Вблизи башня угодников казалась больше, чем снизу. Конечно, она не шла ни в какое сравнение с огромными башнями Бэдгалдингира, каждая из которых напоминала вознесенный к небу гранитный замок и, по слухам, даже превосходила разрушенные Лучезарным магические башни Бараггала, но в чем нельзя было умалить четырехгранное сооружение на утесе над Кагалом, так это в древности. Одни ступени, стесанные ногами до округлых валов, ведущие ко входу в башню, чего стоили. Правда, древней магии, которая когда-то противостояла лазутчикам Лучезарного, Кама не почувствовала, но дрожь почтения коснулась ее коленей. К тому же на гребне утеса, в двух десятках шагов от темной арки входа в башню, вдруг налетел холодный ветер и заставил зябко передернуть плечами.
– В башне кто-то есть, – придержала лошадь Глеба, неожиданно ловко наклонилась, свесилась из седла, подняла камень и, выпрямившись, метнула его. Камень ударился в стену возле окна третьего яруса, вслед за этим раздался шум, словно штукатурка посыпалась со стен внутри башни, в верхнем окне мелькнула тень, захлопали крылья и что-то вроде огромного крылатого пса взвилось в небо и с визгом понеслось в мглистую даль Сухоты.
– Сэнмурв, – в ужасе прошептала Кама.
– Он самый, – кивнула Глеба. – Плохая примета, если он отдыхает в заброшенном здании. А так-то… Так-то он здесь не редкость. Ночью раз пять подобная тварь мелькала у нас над головами.
– Он не опасен? – спросила, ежась, Кама.
– Все опасно, – спрыгнула с лошади Глеба. – Но сэнмурв не многим опаснее бродячего пса. Но если бродячие псы собираются в стаю да голодны… Тогда плохие наступают времена. Прихвати лошадей у коновязи, я взгляну, что внутри…
Она позвала Каму через минуту. Та уже успела прихватить уздцы лошадей на потрескавшейся жердине, закрепленной у каменного корыта с водой, когда Глеба появилась у выхода из башни с охапкой дров и закопченным котелком.
– Загляни, – мрачно бросила спутница принцессе. – Только близко не подходи. Разожжем огонь снаружи. Внутри находиться нельзя.
Кама вошла внутрь, разглядела тень у дальней стены, почувствовала запах разложения, подождала, пока глаза привыкнут к сумраку. Только после этого она прошла вперед, остановилась у старой полусгнившей лестницы, ведущей на верхние ярусы. У стены, напротив еще теплого, исходящего дымком очага, сидел мертвец. Его одежда – потертая даккитская куртка, порты, сапоги – еще поддерживала очертания тела, но глаза мертвеца уже провалились, челюсть опустилась и, издавая зловоние, черная слизь сочилась из носа и ушей, пропитывая одежду. Но самым страшным было не это. Одной рукой мертвец опирался на прошлогоднее сено, а другой стискивал пук полевых цветов, которые только-только начинали вянуть.
Когда Кама вышла наружу, Глеба уже развела огонь и водрузила на него, связав три жерди, котелок с водой.
– В Кагале неплохие трактиры, но мы перекусим до того, как в них войдут первые посетители, – улыбнулась женщина.
– Кто-то подшутил над мертвецом? – спросила Кама.
– Подшутил? – не поняла Глеба.
– Он мертв уже несколько дней, – сказала Кама. – Очень много дней.
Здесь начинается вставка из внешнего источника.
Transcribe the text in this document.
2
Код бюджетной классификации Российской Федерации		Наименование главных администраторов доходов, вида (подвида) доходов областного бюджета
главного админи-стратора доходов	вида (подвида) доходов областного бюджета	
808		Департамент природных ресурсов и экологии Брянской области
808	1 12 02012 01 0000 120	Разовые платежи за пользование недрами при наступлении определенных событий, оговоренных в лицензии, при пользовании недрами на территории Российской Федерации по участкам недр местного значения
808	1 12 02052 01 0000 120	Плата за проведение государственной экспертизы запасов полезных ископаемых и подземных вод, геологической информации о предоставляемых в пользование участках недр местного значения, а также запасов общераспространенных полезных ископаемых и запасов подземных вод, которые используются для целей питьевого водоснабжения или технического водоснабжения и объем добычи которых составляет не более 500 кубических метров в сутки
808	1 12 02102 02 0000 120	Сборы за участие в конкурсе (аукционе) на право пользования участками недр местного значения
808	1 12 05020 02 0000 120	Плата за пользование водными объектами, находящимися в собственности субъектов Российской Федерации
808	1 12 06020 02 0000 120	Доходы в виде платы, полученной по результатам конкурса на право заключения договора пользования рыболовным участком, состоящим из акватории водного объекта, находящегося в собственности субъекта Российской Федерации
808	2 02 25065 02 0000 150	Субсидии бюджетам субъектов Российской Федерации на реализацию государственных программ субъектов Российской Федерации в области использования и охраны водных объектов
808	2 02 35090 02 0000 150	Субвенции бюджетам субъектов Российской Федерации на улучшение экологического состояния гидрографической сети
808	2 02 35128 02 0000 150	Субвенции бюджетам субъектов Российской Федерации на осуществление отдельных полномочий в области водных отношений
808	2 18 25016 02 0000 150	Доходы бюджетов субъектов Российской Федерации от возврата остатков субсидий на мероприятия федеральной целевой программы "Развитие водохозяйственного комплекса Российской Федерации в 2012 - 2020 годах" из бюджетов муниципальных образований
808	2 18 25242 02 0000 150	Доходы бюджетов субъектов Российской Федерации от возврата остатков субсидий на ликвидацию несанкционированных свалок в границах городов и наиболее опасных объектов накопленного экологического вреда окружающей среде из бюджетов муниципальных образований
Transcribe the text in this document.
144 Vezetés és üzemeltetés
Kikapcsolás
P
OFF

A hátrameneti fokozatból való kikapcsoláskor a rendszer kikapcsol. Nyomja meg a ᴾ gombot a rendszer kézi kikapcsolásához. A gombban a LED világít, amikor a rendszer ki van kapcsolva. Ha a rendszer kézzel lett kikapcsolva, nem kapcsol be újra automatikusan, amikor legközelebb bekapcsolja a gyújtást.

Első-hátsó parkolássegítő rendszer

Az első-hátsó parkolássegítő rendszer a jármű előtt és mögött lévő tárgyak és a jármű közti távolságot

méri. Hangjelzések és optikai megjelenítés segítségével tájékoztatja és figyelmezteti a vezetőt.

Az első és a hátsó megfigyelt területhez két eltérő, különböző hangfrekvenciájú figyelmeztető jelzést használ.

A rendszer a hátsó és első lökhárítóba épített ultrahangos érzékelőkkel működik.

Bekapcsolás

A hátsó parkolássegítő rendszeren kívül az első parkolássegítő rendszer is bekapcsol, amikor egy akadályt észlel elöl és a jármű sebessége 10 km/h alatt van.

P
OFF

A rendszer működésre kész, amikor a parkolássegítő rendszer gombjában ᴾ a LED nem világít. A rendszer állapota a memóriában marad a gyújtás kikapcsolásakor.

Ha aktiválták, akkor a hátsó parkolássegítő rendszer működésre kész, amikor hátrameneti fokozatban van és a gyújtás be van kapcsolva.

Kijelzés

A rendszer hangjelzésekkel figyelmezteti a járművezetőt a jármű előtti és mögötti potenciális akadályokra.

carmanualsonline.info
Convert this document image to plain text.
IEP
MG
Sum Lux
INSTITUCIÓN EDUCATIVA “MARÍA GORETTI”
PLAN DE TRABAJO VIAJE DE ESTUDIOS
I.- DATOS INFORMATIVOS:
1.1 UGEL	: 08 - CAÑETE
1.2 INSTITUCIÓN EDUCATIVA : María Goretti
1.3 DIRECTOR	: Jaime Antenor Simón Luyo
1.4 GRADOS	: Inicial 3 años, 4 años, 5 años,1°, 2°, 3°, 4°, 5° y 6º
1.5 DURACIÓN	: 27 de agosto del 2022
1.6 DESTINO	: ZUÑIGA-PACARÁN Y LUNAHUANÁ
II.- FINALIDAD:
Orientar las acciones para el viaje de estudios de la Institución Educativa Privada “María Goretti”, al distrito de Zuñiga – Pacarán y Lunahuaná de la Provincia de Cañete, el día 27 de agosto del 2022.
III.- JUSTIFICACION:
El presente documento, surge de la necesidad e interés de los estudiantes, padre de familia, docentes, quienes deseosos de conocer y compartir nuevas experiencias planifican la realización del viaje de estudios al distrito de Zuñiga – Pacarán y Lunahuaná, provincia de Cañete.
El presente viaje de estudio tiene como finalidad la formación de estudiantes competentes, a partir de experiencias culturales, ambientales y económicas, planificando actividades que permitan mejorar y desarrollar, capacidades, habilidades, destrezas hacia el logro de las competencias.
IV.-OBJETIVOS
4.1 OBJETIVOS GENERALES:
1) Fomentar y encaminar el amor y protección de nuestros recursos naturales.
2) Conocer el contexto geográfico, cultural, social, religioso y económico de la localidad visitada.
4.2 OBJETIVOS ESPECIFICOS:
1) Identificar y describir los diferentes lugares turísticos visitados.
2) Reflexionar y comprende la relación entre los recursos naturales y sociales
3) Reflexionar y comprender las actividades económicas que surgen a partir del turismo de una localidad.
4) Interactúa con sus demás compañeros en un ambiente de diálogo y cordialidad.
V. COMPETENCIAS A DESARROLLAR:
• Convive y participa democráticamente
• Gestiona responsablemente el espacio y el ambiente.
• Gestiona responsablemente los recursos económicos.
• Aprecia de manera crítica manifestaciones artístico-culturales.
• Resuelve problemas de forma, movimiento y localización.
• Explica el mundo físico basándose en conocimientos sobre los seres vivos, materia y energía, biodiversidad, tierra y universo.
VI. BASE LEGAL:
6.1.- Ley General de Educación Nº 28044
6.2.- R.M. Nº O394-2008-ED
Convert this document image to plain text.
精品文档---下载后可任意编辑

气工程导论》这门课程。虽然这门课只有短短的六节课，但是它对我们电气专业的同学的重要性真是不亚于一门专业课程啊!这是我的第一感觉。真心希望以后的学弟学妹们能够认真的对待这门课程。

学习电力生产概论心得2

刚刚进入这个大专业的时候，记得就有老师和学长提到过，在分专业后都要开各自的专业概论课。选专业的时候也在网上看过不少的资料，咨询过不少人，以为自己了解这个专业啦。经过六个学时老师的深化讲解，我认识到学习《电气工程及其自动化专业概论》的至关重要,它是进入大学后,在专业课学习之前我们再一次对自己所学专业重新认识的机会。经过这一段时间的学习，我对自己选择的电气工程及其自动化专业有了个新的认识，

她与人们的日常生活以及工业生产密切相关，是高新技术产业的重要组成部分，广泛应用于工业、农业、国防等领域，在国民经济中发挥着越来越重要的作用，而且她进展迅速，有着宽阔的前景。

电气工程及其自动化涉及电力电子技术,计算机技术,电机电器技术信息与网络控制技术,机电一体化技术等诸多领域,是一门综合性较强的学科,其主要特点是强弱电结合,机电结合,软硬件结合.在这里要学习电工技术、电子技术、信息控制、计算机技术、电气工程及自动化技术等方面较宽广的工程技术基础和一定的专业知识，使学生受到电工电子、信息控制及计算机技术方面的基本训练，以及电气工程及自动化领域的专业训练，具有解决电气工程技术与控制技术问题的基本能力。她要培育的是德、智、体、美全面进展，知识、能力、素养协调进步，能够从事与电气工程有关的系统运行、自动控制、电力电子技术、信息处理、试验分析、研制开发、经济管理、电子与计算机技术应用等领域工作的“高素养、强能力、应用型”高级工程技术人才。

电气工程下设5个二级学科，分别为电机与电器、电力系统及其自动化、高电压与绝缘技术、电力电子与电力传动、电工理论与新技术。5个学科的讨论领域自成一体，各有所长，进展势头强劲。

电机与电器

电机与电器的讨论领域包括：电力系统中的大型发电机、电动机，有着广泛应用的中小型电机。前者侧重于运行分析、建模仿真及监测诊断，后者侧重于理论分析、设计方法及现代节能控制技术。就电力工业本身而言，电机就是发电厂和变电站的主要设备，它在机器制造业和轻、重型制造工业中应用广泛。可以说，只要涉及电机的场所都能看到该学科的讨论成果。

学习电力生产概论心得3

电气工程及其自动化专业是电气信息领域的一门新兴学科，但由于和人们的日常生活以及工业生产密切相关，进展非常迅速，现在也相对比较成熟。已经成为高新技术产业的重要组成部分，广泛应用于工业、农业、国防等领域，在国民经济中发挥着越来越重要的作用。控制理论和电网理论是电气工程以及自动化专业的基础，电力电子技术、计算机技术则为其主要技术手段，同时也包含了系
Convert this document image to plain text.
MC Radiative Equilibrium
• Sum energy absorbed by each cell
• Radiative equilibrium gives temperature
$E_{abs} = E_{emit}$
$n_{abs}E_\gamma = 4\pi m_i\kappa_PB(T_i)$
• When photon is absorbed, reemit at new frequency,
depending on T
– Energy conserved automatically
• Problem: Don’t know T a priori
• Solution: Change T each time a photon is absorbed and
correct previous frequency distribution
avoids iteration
Не знаю, может быть, его одежда и могла сохраниться в чистоте, но свежая трава в кулаке…
– Да, – кивнула Глеба. – Это точно. Свежая трава в кулаке. Сонная трава, кстати. Навевает забытье, избавляет от боли… И мертвец в самом деле мертв. К счастью, мертв. Давно мертв, хотя и кострище еще дымится у его ног. Но я очень сомневаюсь насчет шуток над мертвым телом.
– Тогда что это? – повысила голос Кама.
– Улицы в Абуллу пустынны, не так ли? – продолжила возиться с костром Глеба. – Да и здесь, в Кагале, они не слишком многолюдны. Да, еще раннее утро, но не видно ни водоносов, ни пирожников, никого.
– Да, – продолжила Кама. – А моя единственная спутница мрачна, словно потеряла всех своих близких.
– То, что моя воспитанница осталась вместе с Фамесом, не объясняет мою тревогу? – спросила с холодной усмешкой Глеба. – А ведь других близких у меня нет…
– Объясняет, – присела у костра Кама. – Но только ту ее часть, которая случилась после поступка даккитского принца. Что тут происходит?